Noting conflicting authority on the issue, the court found persuasive a 2007 opinion by the ABA's Standing Committee on Ethics and Professional Responsibility, concluding that ghostwriting briefs and pleadings don’t inherently violate lawyer conduct rules.
The Committee on Attorney Admissions and Grievance for the Second Circuit recommended that attorney Fengling Liu be publicly reprimanded for instances including an assertion that Liu violated her duty of candor by not informing the court that she helped draft petitions that were filed by pro se litigants in the Second Circuit.
While issuing a public reprimand for other misconduct, the court decided that Liu did not commit sanctionable misconduct when she ghostwrote the petitions. The court announced three categories of ghostwriting: (1) where an attorney drafts a pleading and her involvement is not disclosed; (2) where the pro se litigant tells the court about the attorney's involvement, but not her identity, and (3) when the attorney's identity is disclosed, but she does not enter an appearance or sign the pleading.
The court noted that a number of federal courts “have found that attorneys who had ghostwritten briefs or other pleadings for ostensibly pro se litigants had engaged in misconduct.” However, “a number of bar association ethics committees have been more accepting of ghostwriting,” the Second Circuit said.
ABA Formal Ethics Opinion 07-446 (2007) notes “A lawyer may provide legal assistance to litigants appearing before tribunals ‘pro se’ and help them prepare written submissions without disclosing or ensuring the disclosure of the nature or extent of such assistance.” Providing such service, the committee said, is a form of limited representation under Model Rule of Professional Conduct 1.2(c), which states: “A lawyer may limit the scope of the representation if the limitation is reasonable under the circumstances and the client gives informed consent.”

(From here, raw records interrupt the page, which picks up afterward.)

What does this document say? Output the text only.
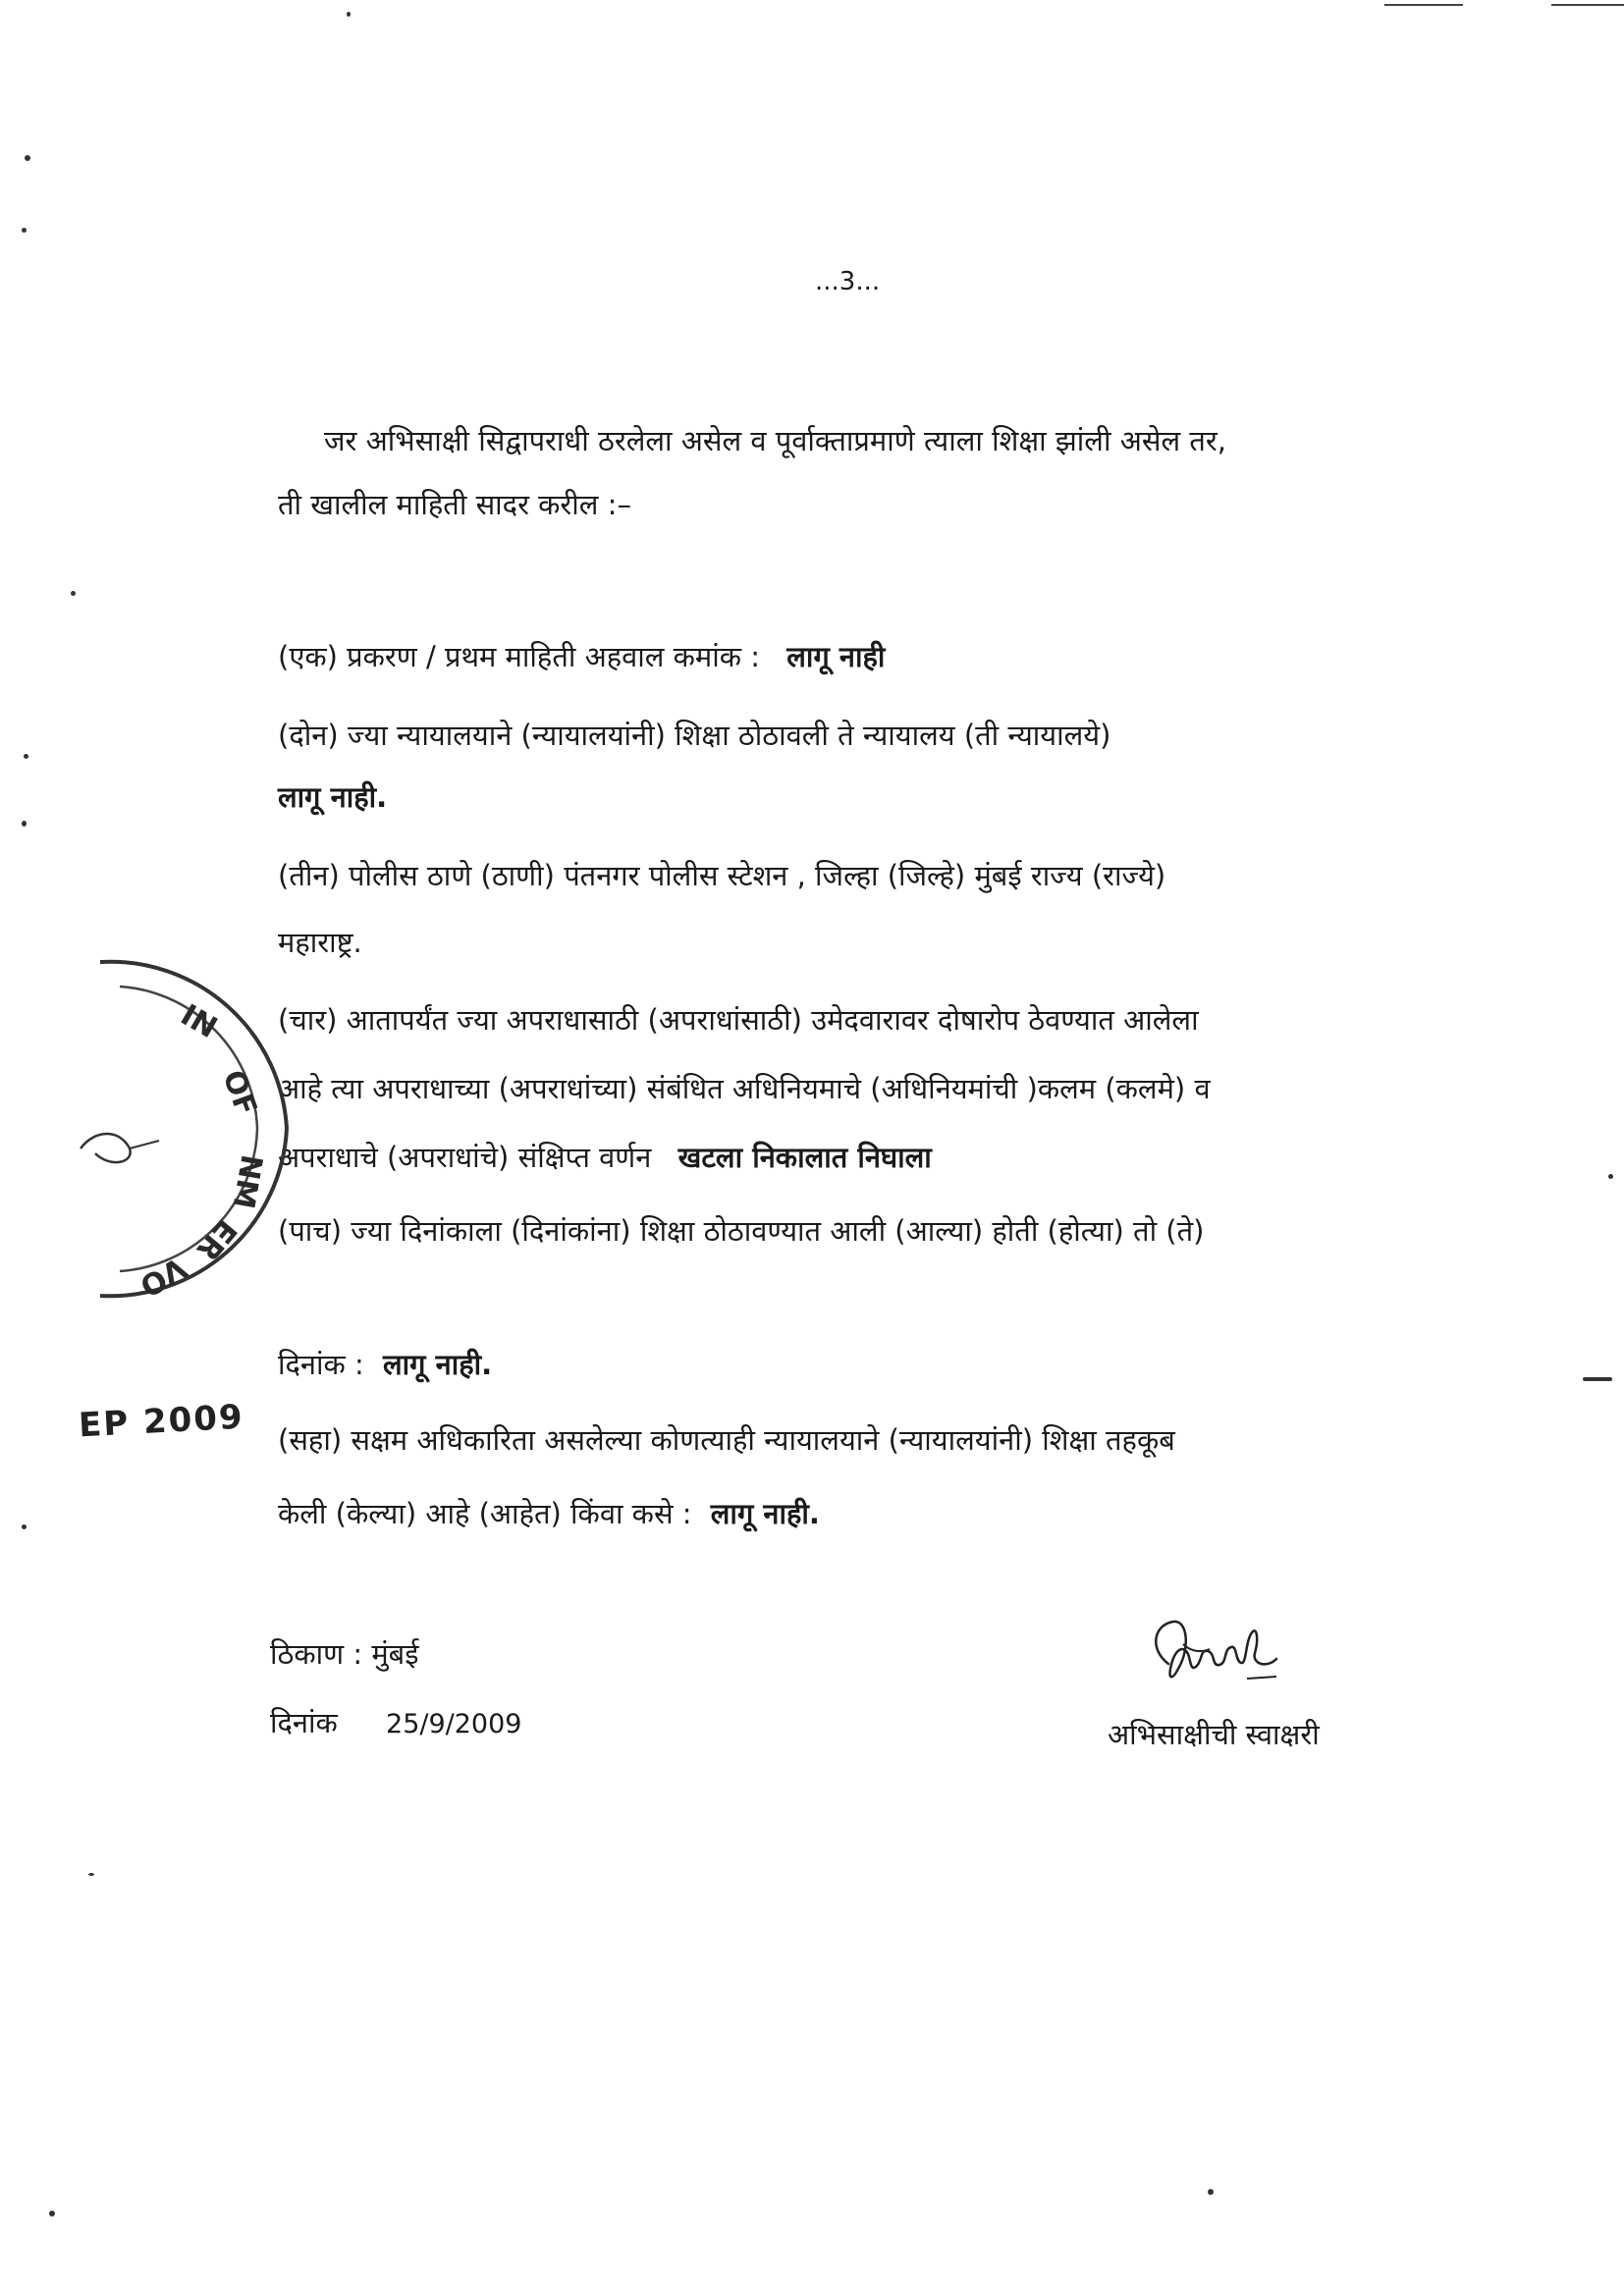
...3...
जर अभिसाक्षी सिद्वापराधी ठरलेला असेल व पूर्वाक्ताप्रमाणे त्याला शिक्षा झांली असेल तर,
ती खालील माहिती सादर करील :–
(एक) प्रकरण / प्रथम माहिती अहवाल कमांक : लागू नाही
(दोन) ज्या न्यायालयाने (न्यायालयांनी) शिक्षा ठोठावली ते न्यायालय (ती न्यायालये)
लागू नाही.
(तीन) पोलीस ठाणे (ठाणी) पंतनगर पोलीस स्टेशन , जिल्हा (जिल्हे) मुंबई राज्य (राज्ये)
महाराष्ट्र.
(चार) आतापर्यंत ज्या अपराधासाठी (अपराधांसाठी) उमेदवारावर दोषारोप ठेवण्यात आलेला
आहे त्या अपराधाच्या (अपराधांच्या) संबंधित अधिनियमाचे (अधिनियमांची )कलम (कलमे) व
अपराधाचे (अपराधांचे) संक्षिप्त वर्णन खटला निकालात निघाला
(पाच) ज्या दिनांकाला (दिनांकांना) शिक्षा ठोठावण्यात आली (आल्या) होती (होत्या) तो (ते)
दिनांक : लागू नाही.
(सहा) सक्षम अधिकारिता असलेल्या कोणत्याही न्यायालयाने (न्यायालयांनी) शिक्षा तहकूब
केली (केल्या) आहे (आहेत) किंवा कसे : लागू नाही.
ठिकाण : मुंबई
दिनांक 25/9/2009	अभिसाक्षीची स्वाक्षरी
IN
OF
NM
ER
VO
EP 2009
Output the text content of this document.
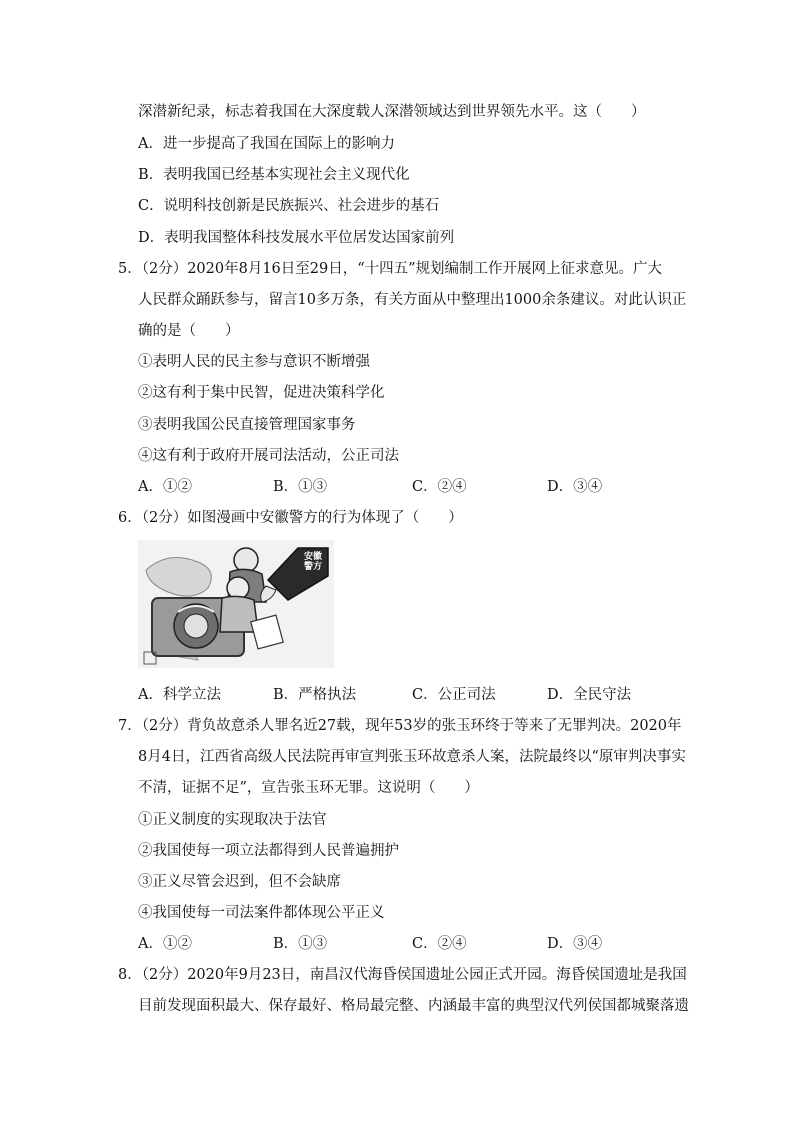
深潜新纪录，标志着我国在大深度载人深潜领域达到世界领先水平。这（　　）
A．进一步提高了我国在国际上的影响力
B．表明我国已经基本实现社会主义现代化
C．说明科技创新是民族振兴、社会进步的基石
D．表明我国整体科技发展水平位居发达国家前列
5．（2分）2020年8月16日至29日，“十四五”规划编制工作开展网上征求意见。广大
人民群众踊跃参与，留言10多万条，有关方面从中整理出1000余条建议。对此认识正
确的是（　　）
①表明人民的民主参与意识不断增强
②这有利于集中民智，促进决策科学化
③表明我国公民直接管理国家事务
④这有利于政府开展司法活动，公正司法
A．①②	B．①③	C．②④	D．③④
6．（2分）如图漫画中安徽警方的行为体现了（　　）
安徽警方
A．科学立法	B．严格执法	C．公正司法	D．全民守法
7．（2分）背负故意杀人罪名近27载，现年53岁的张玉环终于等来了无罪判决。2020年
8月4日，江西省高级人民法院再审宣判张玉环故意杀人案，法院最终以“原审判决事实
不清，证据不足”，宣告张玉环无罪。这说明（　　）
①正义制度的实现取决于法官
②我国使每一项立法都得到人民普遍拥护
③正义尽管会迟到，但不会缺席
④我国使每一司法案件都体现公平正义
A．①②	B．①③	C．②④	D．③④
8．（2分）2020年9月23日，南昌汉代海昏侯国遗址公园正式开园。海昏侯国遗址是我国
目前发现面积最大、保存最好、格局最完整、内涵最丰富的典型汉代列侯国都城聚落遗
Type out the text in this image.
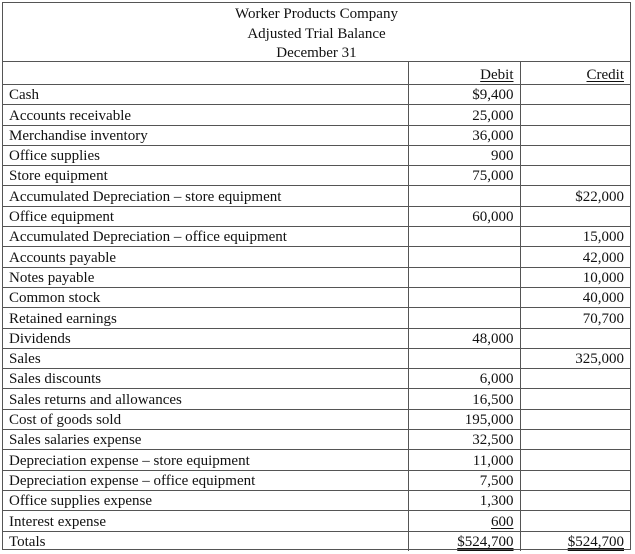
Worker Products Company
Adjusted Trial Balance
December 31
	Debit	Credit
Cash	$9,400	
Accounts receivable	25,000	
Merchandise inventory	36,000	
Office supplies	900	
Store equipment	75,000	
Accumulated Depreciation – store equipment		$22,000
Office equipment	60,000	
Accumulated Depreciation – office equipment		15,000
Accounts payable		42,000
Notes payable		10,000
Common stock		40,000
Retained earnings		70,700
Dividends	48,000	
Sales		325,000
Sales discounts	6,000	
Sales returns and allowances	16,500	
Cost of goods sold	195,000	
Sales salaries expense	32,500	
Depreciation expense – store equipment	11,000	
Depreciation expense – office equipment	7,500	
Office supplies expense	1,300	
Interest expense	600	
Totals	$524,700	$524,700
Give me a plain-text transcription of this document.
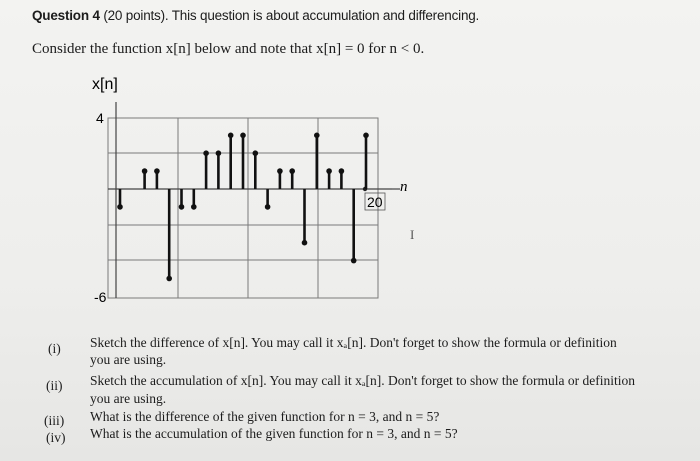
Question 4 (20 points). This question is about accumulation and differencing.
Consider the function x[n] below and note that x[n] = 0 for n < 0.
x[n]
4
-6
20
n
I
(i) Sketch the difference of x[n]. You may call it xₐ[n]. Don't forget to show the formula or definition
you are using.
(ii) Sketch the accumulation of x[n]. You may call it xₐ[n]. Don't forget to show the formula or definition
you are using.
(iii) What is the difference of the given function for n = 3, and n = 5?
(iv) What is the accumulation of the given function for n = 3, and n = 5?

Opinion 07-446 continues “Whether it is dishonest for the lawyer to provide undisclosed assistance to a pro se litigant turns on whether the court would be misled by failure to disclose such assistance.” There is no dishonesty so long as the client does not make an affirmative representation, attributable to the attorney, that the pleadings were prepared without an attorney's assistance.
An earlier committee had concluded that Liu's ghostwriting violated her duty of candor to the court and thus ran afoul of DR 1-102(a)(4) of the former New York Code of Professional Responsibility, barring lawyers from engaging in conduct “involving dishonesty, fraud, deceit, or misrepresentation.”
The court said, however, that to violate DR 1-102(a)(4), Liu, at the very least, would have to have known, or should have known, “of either (a) an existing obligation to disclose her drafting of pleadings, or (b) even in the absence of such a general obligation, the possibility that nondisclosure in a particular case would mislead the court in material fashion.”
The court said that “In light of this Court's lack of any rule or precedent governing attorney ghostwriting, and the various authorities that permit that practice, we conclude that Liu could not have been aware of any general obligation to disclose participation to this court.” It concluded that “Liu's ghostwriting did not constitute misconduct and therefore does not warrant the imposition of discipline.”